Gi0rno 19, Elesias 1372 CV
Dopo una notte passata tranquillamente, il gruppo arriva in prossimità del villaggio di Valle del Tramonto. Le prime fattorie e campi coltivati cominciano a comparire, mentre il tempo atmosferico cambia: alcune nuvole nascondono il sole, e la temperatura si abbassa. Una leggera ma fastidiosa pioggerella accoglie il gruppo mentre entra nel villaggio. Valle del Tramonto ricorda la maggior parte dei villaggi che punteggiano il Faerun. Un tempio di pietra ne domina il profilo, una statua di un uomo con le mani al viso, sofferente, si staglia davanti al tempio; gli altri pochi edifici sono di legno con tetti di paglia.
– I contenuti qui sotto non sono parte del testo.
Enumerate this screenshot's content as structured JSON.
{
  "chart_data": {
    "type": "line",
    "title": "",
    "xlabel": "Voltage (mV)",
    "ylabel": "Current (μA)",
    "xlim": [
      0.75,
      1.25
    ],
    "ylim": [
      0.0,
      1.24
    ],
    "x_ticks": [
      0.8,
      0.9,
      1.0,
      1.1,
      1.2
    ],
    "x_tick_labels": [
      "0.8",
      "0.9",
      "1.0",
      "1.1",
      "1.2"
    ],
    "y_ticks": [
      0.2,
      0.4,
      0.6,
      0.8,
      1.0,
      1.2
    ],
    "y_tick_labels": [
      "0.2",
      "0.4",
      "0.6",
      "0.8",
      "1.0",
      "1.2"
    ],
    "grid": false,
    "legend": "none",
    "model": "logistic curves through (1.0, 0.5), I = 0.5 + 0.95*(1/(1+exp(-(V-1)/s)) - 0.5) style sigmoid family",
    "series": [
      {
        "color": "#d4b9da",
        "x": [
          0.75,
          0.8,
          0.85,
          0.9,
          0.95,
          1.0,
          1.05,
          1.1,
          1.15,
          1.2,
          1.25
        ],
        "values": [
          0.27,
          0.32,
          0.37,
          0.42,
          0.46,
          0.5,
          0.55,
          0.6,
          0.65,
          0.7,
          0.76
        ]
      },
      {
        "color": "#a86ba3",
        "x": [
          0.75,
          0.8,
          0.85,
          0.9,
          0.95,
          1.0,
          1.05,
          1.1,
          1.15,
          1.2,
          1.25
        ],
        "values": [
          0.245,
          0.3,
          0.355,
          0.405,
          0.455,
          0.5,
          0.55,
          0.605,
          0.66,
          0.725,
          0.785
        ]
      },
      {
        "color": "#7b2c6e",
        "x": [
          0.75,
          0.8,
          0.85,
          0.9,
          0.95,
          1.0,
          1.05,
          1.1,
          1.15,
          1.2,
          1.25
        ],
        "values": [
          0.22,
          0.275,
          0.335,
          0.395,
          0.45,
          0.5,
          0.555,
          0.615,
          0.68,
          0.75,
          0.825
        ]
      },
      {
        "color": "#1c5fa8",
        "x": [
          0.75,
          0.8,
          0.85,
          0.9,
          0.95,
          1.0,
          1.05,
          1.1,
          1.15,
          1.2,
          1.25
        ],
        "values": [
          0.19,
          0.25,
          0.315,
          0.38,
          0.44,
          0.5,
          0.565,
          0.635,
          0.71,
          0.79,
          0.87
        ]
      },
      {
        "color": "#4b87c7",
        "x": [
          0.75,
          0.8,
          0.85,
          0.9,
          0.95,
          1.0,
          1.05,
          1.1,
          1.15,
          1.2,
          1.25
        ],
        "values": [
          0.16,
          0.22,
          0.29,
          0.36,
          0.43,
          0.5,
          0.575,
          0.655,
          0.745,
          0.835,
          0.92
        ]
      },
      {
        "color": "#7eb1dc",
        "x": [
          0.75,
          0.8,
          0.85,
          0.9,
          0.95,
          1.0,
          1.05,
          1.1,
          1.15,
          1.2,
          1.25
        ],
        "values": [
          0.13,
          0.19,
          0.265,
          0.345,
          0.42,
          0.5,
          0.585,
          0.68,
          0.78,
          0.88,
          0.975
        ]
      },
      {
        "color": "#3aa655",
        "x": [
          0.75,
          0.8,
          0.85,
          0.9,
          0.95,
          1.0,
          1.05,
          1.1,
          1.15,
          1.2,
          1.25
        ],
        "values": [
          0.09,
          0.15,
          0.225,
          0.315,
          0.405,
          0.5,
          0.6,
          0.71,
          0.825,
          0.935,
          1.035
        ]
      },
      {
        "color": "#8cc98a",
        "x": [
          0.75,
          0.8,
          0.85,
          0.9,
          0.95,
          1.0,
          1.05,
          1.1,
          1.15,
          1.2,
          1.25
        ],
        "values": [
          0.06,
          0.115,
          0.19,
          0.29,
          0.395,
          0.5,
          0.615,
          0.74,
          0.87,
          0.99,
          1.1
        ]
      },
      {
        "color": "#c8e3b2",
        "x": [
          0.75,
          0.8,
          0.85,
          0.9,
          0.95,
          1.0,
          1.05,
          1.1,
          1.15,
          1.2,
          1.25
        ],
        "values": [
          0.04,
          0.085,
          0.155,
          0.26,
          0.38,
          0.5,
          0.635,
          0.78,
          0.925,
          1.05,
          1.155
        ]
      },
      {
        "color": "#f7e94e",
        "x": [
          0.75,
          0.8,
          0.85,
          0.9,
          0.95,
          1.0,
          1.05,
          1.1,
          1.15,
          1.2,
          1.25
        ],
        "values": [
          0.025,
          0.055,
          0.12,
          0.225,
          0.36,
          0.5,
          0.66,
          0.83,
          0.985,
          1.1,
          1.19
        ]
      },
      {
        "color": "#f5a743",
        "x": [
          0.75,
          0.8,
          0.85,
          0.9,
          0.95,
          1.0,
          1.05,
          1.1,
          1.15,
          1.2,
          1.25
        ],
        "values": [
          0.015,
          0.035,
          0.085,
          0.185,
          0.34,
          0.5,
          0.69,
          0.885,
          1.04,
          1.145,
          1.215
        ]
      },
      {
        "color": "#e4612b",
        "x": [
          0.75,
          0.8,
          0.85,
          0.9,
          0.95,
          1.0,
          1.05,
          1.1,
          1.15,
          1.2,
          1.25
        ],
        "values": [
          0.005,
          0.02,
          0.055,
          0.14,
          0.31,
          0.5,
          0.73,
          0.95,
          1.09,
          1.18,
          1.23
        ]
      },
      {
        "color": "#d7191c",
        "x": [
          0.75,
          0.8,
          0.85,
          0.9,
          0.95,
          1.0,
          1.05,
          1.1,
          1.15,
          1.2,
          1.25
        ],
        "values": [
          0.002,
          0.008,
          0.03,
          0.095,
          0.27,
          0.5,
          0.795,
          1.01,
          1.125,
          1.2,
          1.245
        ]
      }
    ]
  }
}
L’aroma pungente di legno di pino si sparge nell’aria, mentre un profumo di arrosto proviene dall’unica locanda del villaggio, “Il Doppio Fulmine”. La gente è immersa nelle proprie occupazioni, ma nel momento in cui il gruppo viene visto, il ritmo naturale delle attività si altera. Molti sospendono quello che stavano facendo per osservare di sottecchi la compagnia di stranieri in arrivo, bisbigliando commenti e sparendo all’interno delle proprie case. Sembra che un’atmosfera surreale e cupa aleggi in paese, e il gruppo riceve solo occhiate sospettose o impaurite. In breve tempo le strade si svuotano al passaggio della compagnia. Un gatto soriano attraversa la strada, si ferma e si gira a guardare il gruppo con occhi scintillanti e curiosi. Improvvisamente Noah, colta da una fulminea ispirazione, decide di scagliare un’individuazione del magico sull’animale, che si illumina…. è magico! Subito dopo, il gatto, spaventatosi, fugge, sparendo dietro una casa.
Dopo alcuni attimi di perplessità, Elander propone di andare direttamente da Valkoris, il calzolaio che aveva mandato la richiesta di aiuto a Fratello Sofferente. Trovare la casa del calzolaio non è facile: sembra che le poche persone che circolano siano restie a parlare con i membri del gruppo. Dopo qualche infruttuoso tentativo, la casa viene identificata e il gruppo, ormai inzuppato di pioggia, bussa alla porta.
Il calzolaio apre, diffidente. E’ un uomo sulla cinquantina, quasi del tutto pelato, le mani di un uomo che ha lavorato per tutta la vita ad aggiustare scarpe. Ha tre figlie, di 17, 15 e 7 anni; la più piccola è appiccicata alla gonna della madre, una donna della stessa età di Valkoris, la cui espressione di diffidenza non fa che accentuare le rughe attorno agli occhi e alla bocca. Elander mostra la lettera di Fratello Sofferente e Valkoris acquista fiducia, facendo accomodare il gruppo nella sua modesta magione. Dal calzolaio il gruppo apprende diverse cose: è lui che ha scritto la richiesta di aiuto, perchè a Valle del Tramonto è accaduta una cosa terribile. Qualche tempo fa, Shaunnra, la coraggiosa e adorata paladina di Ilmater, è stata uccisa durante una missione insieme al suo giovane scudiero Marthos. Solo il cavallo di Shaunnra ha fatto ritorno, trasportando il corpo senza vita della paladina. Questo evento è catastrofico per il paese, visto che Shaunnra era molto amata. Inoltre, lei costituiva la principale difesa contro le sempre più frequenti razzie di un gruppo di briganti conosciuto come “Artigli di Harular”, a cui Shaunnra stessa stava dando la caccia quando è morta. Ma la cosa più terribile è che l’Alta Sacerdotessa del tempio di Ilmater, il cui nome è Andress, non riesce a resuscitare la paladina, nonostante i suoi sforzi e le sue preghiere a Ilmater; sembra che l’anima della giovane sia prigioniera di una qualche entità malvagia. La situazione ha creato un clima di tremenda sfiducia e di sventura incombente sul villaggio; questo è il motivo per cui gli abitanti di Valle del Tramonto non vedono di buon occhio gli stranieri che visitano il luogo. Tuttavia, c’è di più. L’Alta Sacerdotessa Andress, ispirata da Ilmater, ha diffuso una profezia nefasata tra la popolazione. Eve convince il riluttante calzolaio a recitare la profezia: “Un giorno di oscurità aspetta la gente di Valle del Tramonto. Verrà infatti quel giorno in cui uno straniero giungerà per coloro che tra di noi sono innocenti. Il suo aspetto sarà splendido, ma cela un’anima corrotta e spezzata. Questo straniero ci conosce, ci ha osservato. Questo straniero conosce le benedizioni della bestia che ci tortura. La morte cammina con questo straniero.”